The Roger Federer-backed company now sees 2025 revenue growing by at least 28 percent to 2.86 billion Swiss francs ($3.4 billion) on a constant currency basis, On said Tuesday. That‘s a percentage point higher than the previous target, but slightly behind the average of analyst estimates.

On has become one of the top performers in the sneaker world, expanding from its core running shoes to areas like tennis, training and apparel. Founded in 2010, the Zurich-based brand is eating into market share of rivals including Nike Inc. and Puma SE.

First-quarter sales rose more than analysts expected to 727 million Swiss francs, up 40 percent from a year ago in constant currency terms.

On’s shares soared as much as 5.9 percent in premarket trading in New York. They are up about 65 percent over the past 12 months through Monday’s close, though uncertainty over trade tariffs on the industry has weighed on the stock in 2025.

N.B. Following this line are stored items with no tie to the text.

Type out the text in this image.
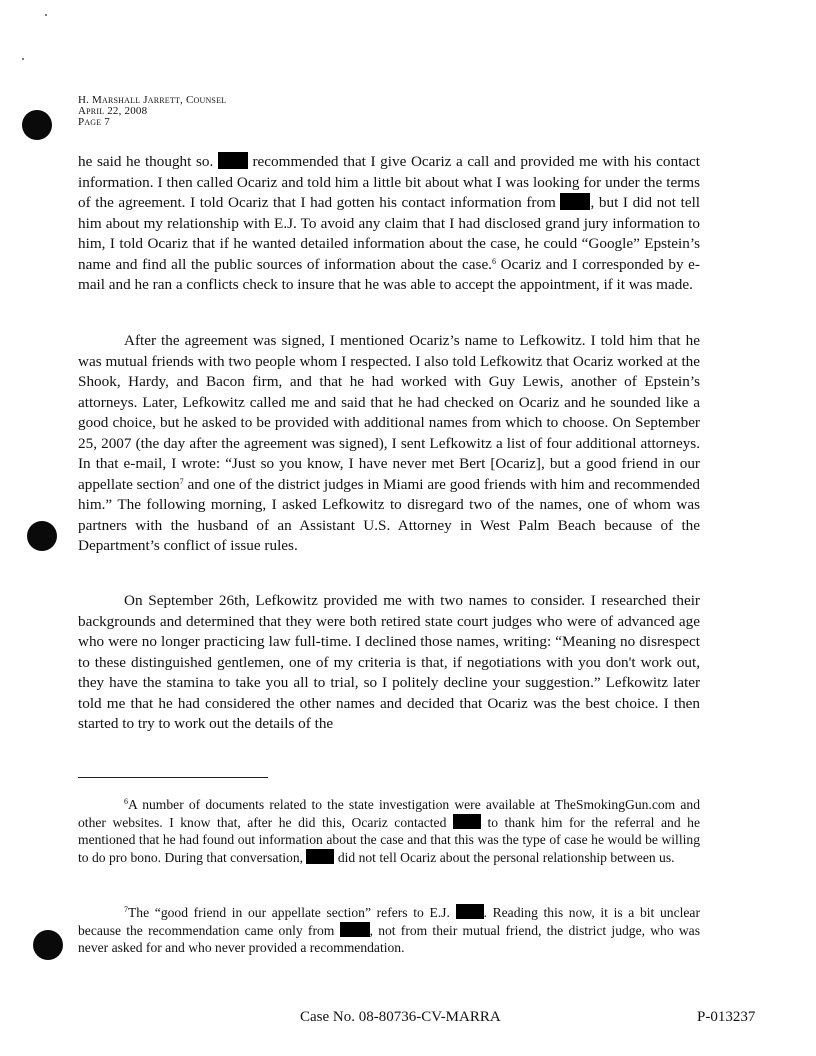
H. Marshall Jarrett, Counsel
April 22, 2008
Page 7

he said he thought so.	recommended that I give Ocariz a call and provided me with his contact information. I then called Ocariz and told him a little bit about what I was looking for under the terms of the agreement. I told Ocariz that I had gotten his contact information from , but I did not tell him about my relationship with E.J. To avoid any claim that I had disclosed grand jury information to him, I told Ocariz that if he wanted detailed information about the case, he could “Google” Epstein’s name and find all the public sources of information about the case.$^6$ Ocariz and I corresponded by e-mail and he ran a conflicts check to insure that he was able to accept the appointment, if it was made.

After the agreement was signed, I mentioned Ocariz’s name to Lefkowitz. I told him that he was mutual friends with two people whom I respected. I also told Lefkowitz that Ocariz worked at the Shook, Hardy, and Bacon firm, and that he had worked with Guy Lewis, another of Epstein’s attorneys. Later, Lefkowitz called me and said that he had checked on Ocariz and he sounded like a good choice, but he asked to be provided with additional names from which to choose. On September 25, 2007 (the day after the agreement was signed), I sent Lefkowitz a list of four additional attorneys. In that e-mail, I wrote: “Just so you know, I have never met Bert [Ocariz], but a good friend in our appellate section$^7$ and one of the district judges in Miami are good friends with him and recommended him.” The following morning, I asked Lefkowitz to disregard two of the names, one of whom was partners with the husband of an Assistant U.S. Attorney in West Palm Beach because of the Department’s conflict of issue rules.

On September 26th, Lefkowitz provided me with two names to consider. I researched their backgrounds and determined that they were both retired state court judges who were of advanced age who were no longer practicing law full-time. I declined those names, writing: “Meaning no disrespect to these distinguished gentlemen, one of my criteria is that, if negotiations with you don't work out, they have the stamina to take you all to trial, so I politely decline your suggestion.” Lefkowitz later told me that he had considered the other names and decided that Ocariz was the best choice. I then started to try to work out the details of the

$^6$A number of documents related to the state investigation were available at TheSmokingGun.com and other websites. I know that, after he did this, Ocariz contacted	to thank him for the referral and he mentioned that he had found out information about the case and that this was the type of case he would be willing to do pro bono. During that conversation,  did not tell Ocariz about the personal relationship between us.

$^7$The “good friend in our appellate section” refers to E.J. . Reading this now, it is a bit unclear because the recommendation came only from	, not from their mutual friend, the district judge, who was never asked for and who never provided a recommendation.

Case No. 08-80736-CV-MARRA	P-013237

The sales growth forecast assumes current levels of US tariffs remain in place. President Donald Trump initially set trade-sapping rates on countries including Vietnam and Indonesia — key production hubs for the sports footwear industry — before significantly reducing them for a 90-day window that expires in July. 

While it‘s unclear how exactly the trade war will play out now, On’s leaders said the company can handle whatever comes.

“Come hell or high water, On is in a good place to weather any storm right now,” co-founder Caspar Coppetti said in an interview. “The brand is extremely strong, the demand is there and the new product innovations are sticking.”

Even so, On added a lower end to its profitability forecast, citing uncertainty around tariffs and knock-on effects including freight rates, supply chain disruption and currency swings. It said its gross profit margin will probably be between 60 percent and 60.5 percent, compared with previous guidance of 60.5 percent.

‘Prudence’ 

“We just embedded a higher level of prudence,” said co-chief executive officer Martin Hoffmann. “It has nothing to do with the fundamentals of the business.”

On has the most expensive running shoes in the industry on average and is already moving to edge prices higher in the US starting in July — and potentially elsewhere heading into next year. That approach hasn’t scared off consumers so far, with no drop in demand for the Cloud 6 model when it hit shelves this year for about $10 more than the previous iteration at about $160, Coppetti said.

The company’s gross profit margin ticked up in the first quarter to 59.9 percent, slightly ahead of estimates. Revenue in the period jumped 33 percent in the Americas, 130 percent in Asia-Pacific and 34 percent in Europe, the Middle East and Africa.

“We’ve had a great start to the year and we see that demand remains strong,” said Hoffmann, adding that April was a record month for sales.